Rapat itu membahas kerja sama Pemerintah Kota (Pemko) Padang dan Jerman tentang rencana revitalisasi sungai Batang Arau sebagai bagian dari pengembangan kawasan kota tua, dan pengadaan angkutan massal bus Trans Padang berbasis baterai.
Fadly Amran memaparkan bahwa berdasarkan rekomendasi strategis dari GIZ Jerman, revitalisasi sungai Batang Arau dapat dilakukan melalui pembangunan instalasi pengolahan air limbah (IPAL) terpusat dengan teknologi Moving Bed Biofilm Reactor (MBBR).

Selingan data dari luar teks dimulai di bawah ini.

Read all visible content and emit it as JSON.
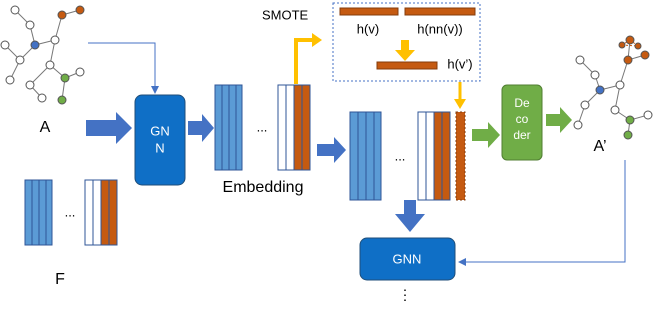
{
  "labels": {
    "a": "A",
    "gnn_top": [
      "GN",
      "N"
    ],
    "embedding": "Embedding",
    "smote": "SMOTE",
    "h_v": "h(v)",
    "h_nn_v": "h(nn(v))",
    "h_v_prime": "h(v’)",
    "decoder": [
      "De",
      "co",
      "der"
    ],
    "a_prime": "A’",
    "f": "F",
    "gnn_bottom": "GNN",
    "ellipsis": [
      "...",
      "...",
      "..."
    ],
    "vertical_ellipsis": "⋮"
  }
}
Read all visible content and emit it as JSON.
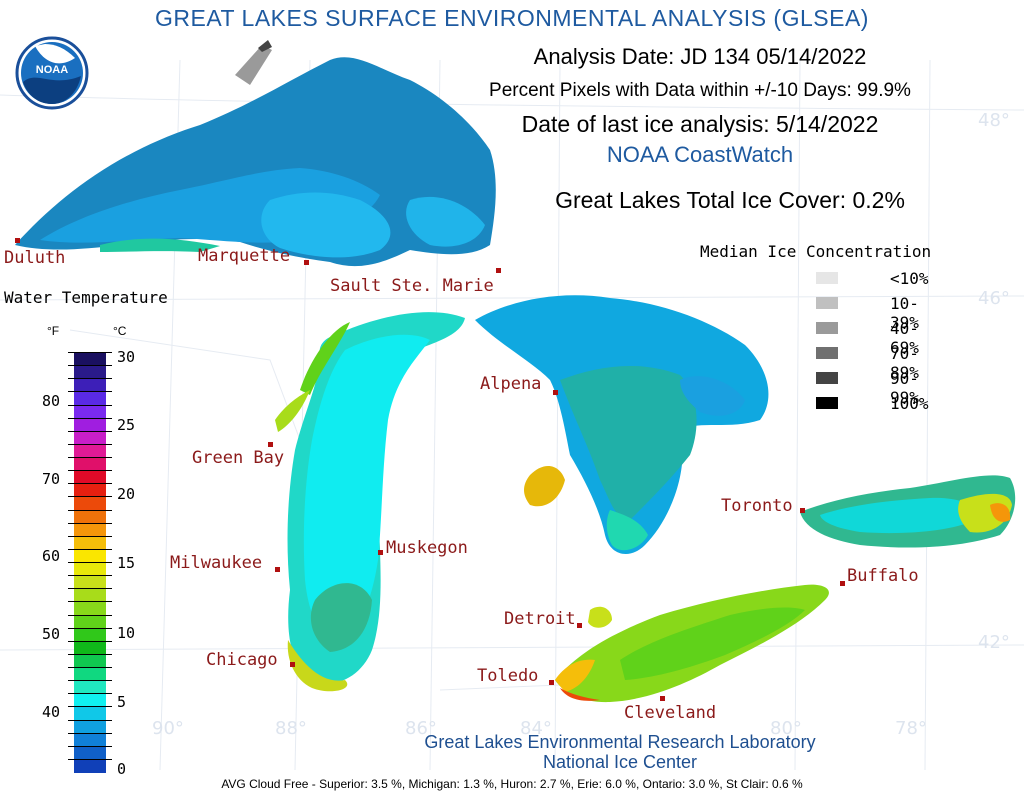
{
  "title": "GREAT LAKES SURFACE ENVIRONMENTAL ANALYSIS (GLSEA)",
  "header": {
    "analysis_date": "Analysis Date:  JD 134 05/14/2022",
    "percent_pixels": "Percent Pixels with Data within +/-10 Days:  99.9%",
    "last_ice": "Date of last ice analysis: 5/14/2022",
    "source": "NOAA CoastWatch",
    "total_ice": "Great Lakes Total Ice Cover:   0.2%"
  },
  "logo_text": "NOAA",
  "water_temp": {
    "title": "Water Temperature",
    "unit_f": "°F",
    "unit_c": "°C",
    "f_ticks": [
      "80",
      "70",
      "60",
      "50",
      "40"
    ],
    "c_ticks": [
      "30",
      "25",
      "20",
      "15",
      "10",
      "5",
      "0"
    ],
    "colors": [
      "#1a1060",
      "#2a1a8a",
      "#3d1fb8",
      "#5a2ae6",
      "#7a2af0",
      "#a01ee0",
      "#c81ec8",
      "#e01a96",
      "#e0106a",
      "#e00a28",
      "#e62010",
      "#ec4a0a",
      "#ef720a",
      "#f5960a",
      "#f5be0a",
      "#fae600",
      "#e8e80a",
      "#c8e01a",
      "#a8dc1a",
      "#88d81a",
      "#60d21a",
      "#30c81a",
      "#10b81a",
      "#10c850",
      "#10d880",
      "#20e8c0",
      "#10f0f0",
      "#10c8e8",
      "#10a0e0",
      "#1080d8",
      "#1060c8",
      "#1040b8"
    ]
  },
  "ice_legend": {
    "title": "Median Ice Concentration",
    "items": [
      {
        "label": "<10%",
        "color": "#e6e6e6"
      },
      {
        "label": "10-39%",
        "color": "#c0c0c0"
      },
      {
        "label": "40-69%",
        "color": "#9a9a9a"
      },
      {
        "label": "70-89%",
        "color": "#707070"
      },
      {
        "label": "90-99%",
        "color": "#444444"
      },
      {
        "label": "100%",
        "color": "#000000"
      }
    ]
  },
  "cities": {
    "duluth": "Duluth",
    "marquette": "Marquette",
    "sault": "Sault Ste. Marie",
    "alpena": "Alpena",
    "green_bay": "Green Bay",
    "milwaukee": "Milwaukee",
    "muskegon": "Muskegon",
    "chicago": "Chicago",
    "detroit": "Detroit",
    "toledo": "Toledo",
    "cleveland": "Cleveland",
    "toronto": "Toronto",
    "buffalo": "Buffalo"
  },
  "grid_labels": {
    "lat_48": "48°",
    "lat_46": "46°",
    "lat_42": "42°",
    "lon_90": "90°",
    "lon_88": "88°",
    "lon_86": "86°",
    "lon_84": "84°",
    "lon_80": "80°",
    "lon_78": "78°"
  },
  "footer": {
    "lab": "Great Lakes Environmental Research Laboratory",
    "center": "National Ice Center",
    "cloud_free": "AVG Cloud Free - Superior:   3.5 %, Michigan:   1.3 %, Huron:   2.7 %, Erie:  6.0 %, Ontario:  3.0 %, St Clair:  0.6 %"
  }
}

Teknologi MBBR dikenal efisien dalam mengolah air limbah dengan memanfaatkan media plastik khusus (carrier) sebagai tempat tumbuh kembang bakteri pengurai polutan. Sistem perpipaan air limbah nanti dirancang terpisah sepenuhnya dari jaringan drainase air hujan.

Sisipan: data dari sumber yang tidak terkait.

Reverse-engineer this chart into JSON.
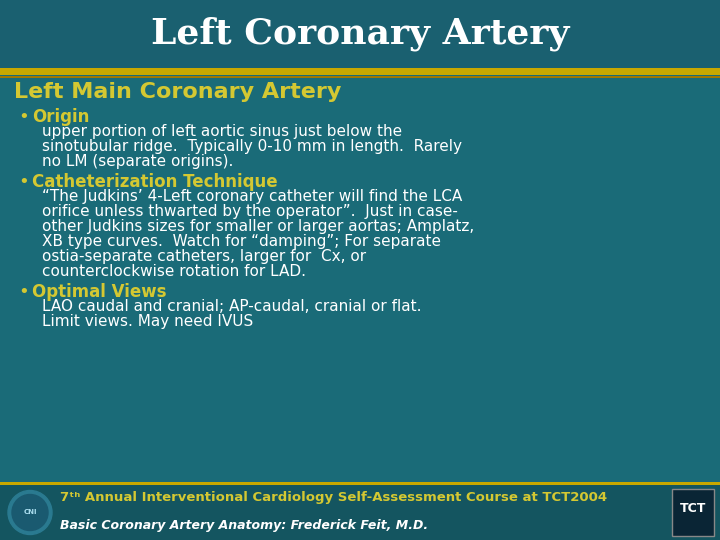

“Fasilitas ini dirancang untuk melayani sekitar 99.000 jiwa dengan kurang lebih 8.000 sambungan rumah. Teknologi MBBR dinilai mampu mengolah limbah domestik secara efektif dan ramah lingkungan,” ujar Fadly Amran.

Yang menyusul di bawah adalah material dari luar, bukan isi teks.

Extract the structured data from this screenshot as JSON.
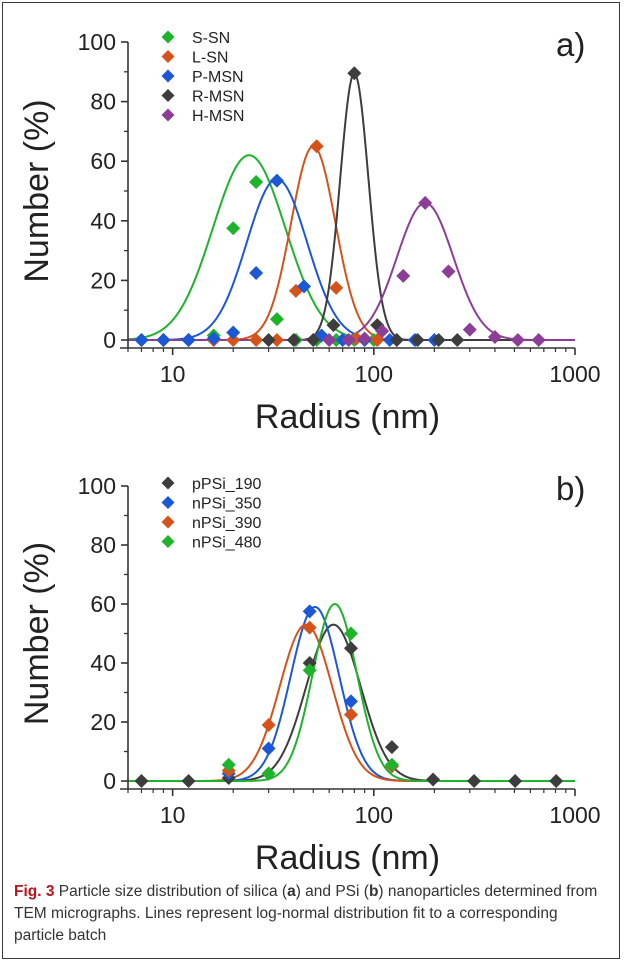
{
  "chart_data": [
    {
      "type": "scatter",
      "panel_label": "a)",
      "xlabel": "Radius (nm)",
      "ylabel": "Number (%)",
      "xscale": "log",
      "xlim": [
        6,
        1000
      ],
      "ylim": [
        0,
        100
      ],
      "xticks": [
        10,
        100,
        1000
      ],
      "xtick_labels": [
        "10",
        "100",
        "1000"
      ],
      "yticks": [
        0,
        20,
        40,
        60,
        80,
        100
      ],
      "ytick_labels": [
        "0",
        "20",
        "40",
        "60",
        "80",
        "100"
      ],
      "legend_position": "top-left",
      "series": [
        {
          "name": "S-SN",
          "color": "#1db32a",
          "x": [
            7,
            9,
            12,
            16,
            20,
            26,
            33,
            41,
            52,
            65,
            80,
            100
          ],
          "y": [
            0,
            0,
            0,
            1.5,
            37.5,
            53,
            7,
            0,
            0,
            0,
            0,
            0
          ],
          "fit": {
            "peak": 24,
            "amp": 62,
            "sigma": 0.18
          }
        },
        {
          "name": "L-SN",
          "color": "#d5531a",
          "x": [
            9,
            12,
            16,
            20,
            26,
            33,
            41,
            52,
            65,
            82,
            104,
            130
          ],
          "y": [
            0,
            0,
            0,
            0,
            0,
            0,
            16.5,
            65,
            17.5,
            0.5,
            0,
            0
          ],
          "fit": {
            "peak": 50,
            "amp": 65,
            "sigma": 0.11
          }
        },
        {
          "name": "P-MSN",
          "color": "#1c57d6",
          "x": [
            7,
            9,
            12,
            16,
            20,
            26,
            33,
            45,
            55,
            70,
            90,
            120,
            160,
            200
          ],
          "y": [
            0,
            0,
            0,
            0.5,
            2.5,
            22.5,
            53.5,
            18,
            1.5,
            0,
            0,
            0,
            0,
            0
          ],
          "fit": {
            "peak": 33,
            "amp": 54,
            "sigma": 0.15
          }
        },
        {
          "name": "R-MSN",
          "color": "#3d3d3d",
          "x": [
            30,
            40,
            50,
            63,
            80,
            104,
            130,
            165,
            210,
            260
          ],
          "y": [
            0,
            0,
            0,
            5,
            89.5,
            5,
            0,
            0,
            0,
            0
          ],
          "fit": {
            "peak": 80,
            "amp": 89.5,
            "sigma": 0.07
          }
        },
        {
          "name": "H-MSN",
          "color": "#8c3e97",
          "x": [
            60,
            75,
            90,
            110,
            140,
            180,
            235,
            300,
            400,
            520,
            660
          ],
          "y": [
            0,
            0,
            0.5,
            3,
            21.5,
            46,
            23,
            3.5,
            1,
            0,
            0
          ],
          "fit": {
            "peak": 180,
            "amp": 46,
            "sigma": 0.14
          }
        }
      ]
    },
    {
      "type": "scatter",
      "panel_label": "b)",
      "xlabel": "Radius (nm)",
      "ylabel": "Number (%)",
      "xscale": "log",
      "xlim": [
        6,
        1000
      ],
      "ylim": [
        0,
        100
      ],
      "xticks": [
        10,
        100,
        1000
      ],
      "xtick_labels": [
        "10",
        "100",
        "1000"
      ],
      "yticks": [
        0,
        20,
        40,
        60,
        80,
        100
      ],
      "ytick_labels": [
        "0",
        "20",
        "40",
        "60",
        "80",
        "100"
      ],
      "legend_position": "top-left",
      "series": [
        {
          "name": "pPSi_190",
          "color": "#3d3d3d",
          "x": [
            7,
            12,
            19,
            30,
            48,
            77,
            123,
            197,
            315,
            504,
            806
          ],
          "y": [
            0,
            0,
            1,
            2.5,
            40,
            45,
            11.5,
            0.5,
            0,
            0,
            0
          ],
          "fit": {
            "peak": 63,
            "amp": 53,
            "sigma": 0.135
          }
        },
        {
          "name": "nPSi_350",
          "color": "#1c57d6",
          "x": [
            19,
            30,
            48,
            77,
            123
          ],
          "y": [
            2.5,
            11,
            57.5,
            27,
            5
          ],
          "fit": {
            "peak": 51,
            "amp": 59,
            "sigma": 0.12
          }
        },
        {
          "name": "nPSi_390",
          "color": "#d5531a",
          "x": [
            19,
            30,
            48,
            77,
            123
          ],
          "y": [
            3.5,
            19,
            52,
            22.5,
            5
          ],
          "fit": {
            "peak": 46,
            "amp": 53,
            "sigma": 0.13
          }
        },
        {
          "name": "nPSi_480",
          "color": "#1db32a",
          "x": [
            19,
            30,
            48,
            77,
            123
          ],
          "y": [
            5.5,
            2.5,
            37.5,
            50,
            5.5
          ],
          "fit": {
            "peak": 64,
            "amp": 60,
            "sigma": 0.11
          }
        }
      ]
    }
  ],
  "caption": {
    "fig_label": "Fig. 3",
    "t1": " Particle size distribution of silica (",
    "b1": "a",
    "t2": ") and PSi (",
    "b2": "b",
    "t3": ") nanoparticles determined from TEM micrographs. Lines represent log-normal distribution fit to a corresponding particle batch"
  }
}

Selain itu, dibahas agenda pengurangan emisi dan penguatan transportasi publik. Pemko Kota Padang mengajukan pengadaan bus Trans Padang berbasis baterai atau listrik.
Berdasarkan kajian GIS CINA, kebutuhan ideal armada bus Trans Padang mencapai 32 bus untuk Koridor 1 dan 17 untuk Koridor 2. Hingga tahun 2026, Pemko Kota Padang telah mengoperasikan 20 bus di Koridor 1 dan 12 bus di Koridor 2. Karena itu, masih terdapat kekurangan 17 bus.
“Pengadaan bus listrik ini bertujuan untuk meningkatkan kapasitas layanan, menekan biaya operasional jangka panjang, mengurangi ketergantungan terhadap bahan bakar fosil, serta menurunkan emisi karbon di sektor transportasi,” tuturnya.
Fadly Amran berharap bahwa proyek revitalisasi Sungai Batang Arau dan pengadaan bus listrik dapat terwujud, dan memberikan dampak positif yang signifikan bagi Kota Padang, baik dari aspek kualitas lingkungan, kesehatan masyarakat, maupun efisiensi transportasi.
“Sesuai dengan visi pembangunan Kota Padang, kita ingin menjadikan Padang sebagai kota pintar dan kota sehat. Oleh sebab itu, kami mengharapkan dukungan dari pemerintah pusat untuk bersama-sama mewujudkan proyek ini,” ujarnya.
Sementara itu, Deputi Bidang Pengendalian Perubahan Iklim dan Tata Kelola Nilai Ekonomi Karbon KLH/BPLH RI Ary Sudijanto mendukung penuh upaya ini. Ia menyampaikan bahwa Pemko Padang telah menjalin kerja sama dengan Pemerintah Hildesheim, Jerman, sejak tahun 1988.
“Kami berharap proyek revitalisasi Sungai Batang Arau dan pengadaan Bus Trans Padang berbasis baterai dapat terwujud dan mampu memperkuat kualitas lingkungan hidup sekaligus meningkatkan pelayanan kepada masyarakat di Kota Padang,” ucapnya.